Vordringlich anzugehen ist die Re-Liberalisierung des Arbeitsmarktes, einem der Schlüsselfaktoren in der schweizerischen Erfolgsgeschichte. Die heutige Sozialpartnerschaft gilt es zu überprüfen (indem nicht mehr Gewerkschaftsfunktionäre, sondern reale Repräsentanten der Arbeitnehmerschaft Einsitz nehmen), und die heutige Ausgestaltung der flankierenden Massnahmen kritisch zu hinterfragen (diese verfälschen den Wettbewerb auf dem Arbeitsmarkt und verkommen immer mehr zu einem Deckmantel für Protektionismus und einem staatlichen Lohndiktat).
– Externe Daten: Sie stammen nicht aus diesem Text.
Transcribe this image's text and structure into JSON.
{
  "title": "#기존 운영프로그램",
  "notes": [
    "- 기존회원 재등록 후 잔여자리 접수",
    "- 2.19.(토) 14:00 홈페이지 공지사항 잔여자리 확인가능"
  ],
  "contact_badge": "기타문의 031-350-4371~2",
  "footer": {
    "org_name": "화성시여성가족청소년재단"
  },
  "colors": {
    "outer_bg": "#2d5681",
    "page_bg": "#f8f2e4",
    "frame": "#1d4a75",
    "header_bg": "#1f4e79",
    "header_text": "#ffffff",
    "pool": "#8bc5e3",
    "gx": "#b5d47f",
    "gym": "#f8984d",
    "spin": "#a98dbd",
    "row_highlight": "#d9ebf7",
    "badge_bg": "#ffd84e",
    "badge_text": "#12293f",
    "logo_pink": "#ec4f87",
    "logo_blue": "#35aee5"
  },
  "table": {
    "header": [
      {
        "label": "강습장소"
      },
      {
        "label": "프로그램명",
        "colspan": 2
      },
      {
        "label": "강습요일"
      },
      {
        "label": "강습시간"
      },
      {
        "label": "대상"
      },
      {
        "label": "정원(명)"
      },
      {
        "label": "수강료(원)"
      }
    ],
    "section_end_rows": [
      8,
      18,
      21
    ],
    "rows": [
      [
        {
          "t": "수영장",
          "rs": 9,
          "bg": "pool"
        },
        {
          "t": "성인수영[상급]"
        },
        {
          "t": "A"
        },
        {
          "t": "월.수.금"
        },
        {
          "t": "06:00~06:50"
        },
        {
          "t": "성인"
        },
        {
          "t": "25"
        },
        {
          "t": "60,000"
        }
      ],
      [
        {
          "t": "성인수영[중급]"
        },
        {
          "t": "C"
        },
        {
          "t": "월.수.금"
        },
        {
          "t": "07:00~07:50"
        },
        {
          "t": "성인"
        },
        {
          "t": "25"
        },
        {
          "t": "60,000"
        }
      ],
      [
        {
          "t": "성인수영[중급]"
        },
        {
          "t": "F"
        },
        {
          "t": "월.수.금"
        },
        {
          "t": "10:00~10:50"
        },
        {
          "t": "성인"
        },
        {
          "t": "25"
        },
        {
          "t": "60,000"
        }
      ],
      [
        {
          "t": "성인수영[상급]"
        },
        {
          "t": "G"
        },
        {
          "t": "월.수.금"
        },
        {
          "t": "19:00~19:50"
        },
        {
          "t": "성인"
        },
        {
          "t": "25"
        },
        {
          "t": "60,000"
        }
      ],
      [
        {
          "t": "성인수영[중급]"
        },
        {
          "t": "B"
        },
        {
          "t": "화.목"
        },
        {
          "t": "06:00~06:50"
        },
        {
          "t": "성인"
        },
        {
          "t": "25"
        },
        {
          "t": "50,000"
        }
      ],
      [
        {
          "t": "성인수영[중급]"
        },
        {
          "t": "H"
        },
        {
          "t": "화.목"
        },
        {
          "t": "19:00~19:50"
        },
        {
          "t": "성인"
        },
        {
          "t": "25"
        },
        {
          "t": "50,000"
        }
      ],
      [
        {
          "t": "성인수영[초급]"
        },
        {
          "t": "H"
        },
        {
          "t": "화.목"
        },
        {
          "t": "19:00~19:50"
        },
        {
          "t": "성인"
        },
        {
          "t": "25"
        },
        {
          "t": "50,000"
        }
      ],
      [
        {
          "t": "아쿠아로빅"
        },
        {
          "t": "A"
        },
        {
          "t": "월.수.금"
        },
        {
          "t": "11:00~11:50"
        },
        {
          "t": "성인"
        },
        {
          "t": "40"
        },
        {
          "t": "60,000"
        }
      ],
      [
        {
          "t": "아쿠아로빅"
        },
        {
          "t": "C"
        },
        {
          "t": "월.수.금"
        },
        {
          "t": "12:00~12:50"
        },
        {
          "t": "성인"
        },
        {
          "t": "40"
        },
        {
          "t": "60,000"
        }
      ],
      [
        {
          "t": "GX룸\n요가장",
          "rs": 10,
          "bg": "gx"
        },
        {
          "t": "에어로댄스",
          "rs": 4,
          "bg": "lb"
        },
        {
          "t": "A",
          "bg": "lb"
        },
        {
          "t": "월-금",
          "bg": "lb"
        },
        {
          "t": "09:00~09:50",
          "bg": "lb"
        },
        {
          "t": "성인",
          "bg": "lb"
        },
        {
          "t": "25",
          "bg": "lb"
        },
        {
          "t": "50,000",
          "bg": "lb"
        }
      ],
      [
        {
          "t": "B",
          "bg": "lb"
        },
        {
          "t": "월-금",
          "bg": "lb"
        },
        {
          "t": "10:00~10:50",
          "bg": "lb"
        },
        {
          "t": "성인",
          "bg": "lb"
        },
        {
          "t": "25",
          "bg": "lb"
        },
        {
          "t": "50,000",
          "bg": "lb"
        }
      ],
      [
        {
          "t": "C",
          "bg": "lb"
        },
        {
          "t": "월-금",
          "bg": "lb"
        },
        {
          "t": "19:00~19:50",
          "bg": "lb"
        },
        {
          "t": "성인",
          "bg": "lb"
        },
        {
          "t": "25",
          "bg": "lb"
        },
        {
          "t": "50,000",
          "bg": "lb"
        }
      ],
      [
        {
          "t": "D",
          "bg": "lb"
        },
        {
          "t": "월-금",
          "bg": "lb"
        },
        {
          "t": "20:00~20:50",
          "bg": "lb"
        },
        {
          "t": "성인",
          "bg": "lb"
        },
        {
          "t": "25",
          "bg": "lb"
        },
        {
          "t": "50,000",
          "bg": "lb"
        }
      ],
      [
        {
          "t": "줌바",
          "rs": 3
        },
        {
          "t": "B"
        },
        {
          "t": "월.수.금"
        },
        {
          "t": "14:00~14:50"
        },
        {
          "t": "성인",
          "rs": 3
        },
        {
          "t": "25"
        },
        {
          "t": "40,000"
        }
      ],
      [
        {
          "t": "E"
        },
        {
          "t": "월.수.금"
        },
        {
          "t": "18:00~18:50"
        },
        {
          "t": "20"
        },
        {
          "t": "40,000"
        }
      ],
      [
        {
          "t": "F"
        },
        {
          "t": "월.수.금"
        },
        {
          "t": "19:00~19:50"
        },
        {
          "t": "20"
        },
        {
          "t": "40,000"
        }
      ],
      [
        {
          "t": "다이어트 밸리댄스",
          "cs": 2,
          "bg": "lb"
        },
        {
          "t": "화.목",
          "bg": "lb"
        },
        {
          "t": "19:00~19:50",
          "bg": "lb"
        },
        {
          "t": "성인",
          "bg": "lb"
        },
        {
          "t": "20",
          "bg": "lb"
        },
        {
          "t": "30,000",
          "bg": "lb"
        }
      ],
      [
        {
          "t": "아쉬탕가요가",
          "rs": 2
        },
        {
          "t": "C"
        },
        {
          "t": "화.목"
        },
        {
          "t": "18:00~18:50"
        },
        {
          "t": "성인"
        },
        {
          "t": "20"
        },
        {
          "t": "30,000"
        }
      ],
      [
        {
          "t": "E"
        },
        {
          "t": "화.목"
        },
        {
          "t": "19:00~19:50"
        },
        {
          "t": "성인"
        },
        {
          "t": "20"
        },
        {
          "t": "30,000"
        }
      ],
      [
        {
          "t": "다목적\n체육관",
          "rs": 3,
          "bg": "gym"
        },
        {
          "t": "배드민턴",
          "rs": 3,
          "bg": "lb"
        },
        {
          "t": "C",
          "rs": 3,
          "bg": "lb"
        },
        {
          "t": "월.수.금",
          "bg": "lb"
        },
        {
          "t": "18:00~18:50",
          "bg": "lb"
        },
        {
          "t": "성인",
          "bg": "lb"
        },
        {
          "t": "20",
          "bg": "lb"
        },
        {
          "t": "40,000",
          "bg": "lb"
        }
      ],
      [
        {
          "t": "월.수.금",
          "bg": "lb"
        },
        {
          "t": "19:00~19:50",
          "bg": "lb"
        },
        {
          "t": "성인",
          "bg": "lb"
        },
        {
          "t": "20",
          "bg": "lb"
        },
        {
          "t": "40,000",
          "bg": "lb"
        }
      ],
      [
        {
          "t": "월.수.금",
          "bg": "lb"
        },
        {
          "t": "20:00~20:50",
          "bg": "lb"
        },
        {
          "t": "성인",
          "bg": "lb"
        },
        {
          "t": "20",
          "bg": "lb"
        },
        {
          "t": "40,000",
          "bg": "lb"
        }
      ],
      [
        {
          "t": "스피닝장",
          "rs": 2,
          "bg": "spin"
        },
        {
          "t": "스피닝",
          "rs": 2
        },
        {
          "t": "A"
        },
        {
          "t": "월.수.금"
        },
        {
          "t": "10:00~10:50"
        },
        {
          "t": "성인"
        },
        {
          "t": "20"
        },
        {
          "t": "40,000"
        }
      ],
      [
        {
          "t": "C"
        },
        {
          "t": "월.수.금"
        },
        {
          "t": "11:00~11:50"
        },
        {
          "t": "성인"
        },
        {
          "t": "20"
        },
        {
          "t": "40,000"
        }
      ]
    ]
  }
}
Ebenfalls sollten endlich die Flexibilisierung des Arbeitsrechts (als Antwort auf die digitalen Arbeitswelt) sowie eine weitergehende Öffnung des Arbeitsmarktes angegangen werden, um Talente aus dem Ausland anzuziehen.

Aussenwirtschaftspolitisch wird der Bundesrat um eine Weiterentwicklung des Bilateralismus mit der EU nicht herumkommen – und zwar auf einer dynamischen Grundlage. Ökonomisch gibt es keine gleichwertige Alternative. Das derzeitige bundesrätliche Beharren auf dem Status quo führt mittelfristig zu einem Status minus, zur schleichenden Erosion. Zugleich braucht die Schweiz Zugänge zu weiteren Absatzmärkten und Handelspartnern ausserhalb des europäischen Binnenmarktes, darunter insbesondere die USA. Die Potenzialoptimierung kann aber nur durch den Abschluss neuer Freihandelsverträge gelingen. Das zögerlichen Vorgehen des verantwortlichen Bundesrats, das fast einem Treten an Ort gleichkommt, sollte einem raschen Schrittwechsel weichen, ist er doch massgeblich mitverantwortlich für die derzeitige europapolitische und aussenwirtschaftliche Blockade.

Welche Souveränität?

Letztlich muss aber eine ehrlichere Diskussion hierzulande geführt werden, dass mit der bisherigen wirtschaftlich äusserst erfolgreichen Teilhabe am europäischen Binnenmarkt auch ein gewisser Souveränitätstransfer einhergeht, bisher wurde dieser vom Schweizer Souverän stets direkt-demokratisch legitimiert. Wer hingegen am Anspruch auf absolute Souveränität festhält (mit umfassender Selbstbestimmung und nationaler Autonomie), betreibt bis zu einem gewissen Grad Realitätsverweigerung gegenüber dem bilateralen Weg, den die Schweiz die letzten zwanzig Jahre gegangen ist. Und da in europapolitischen Sachfragen stets das Volk das letzte Wort hat, werden weder der Bundesrat noch gewerkschaftliche und national-konservative InstA-Gegner den Souverän auf Dauer aussen vorlassen können.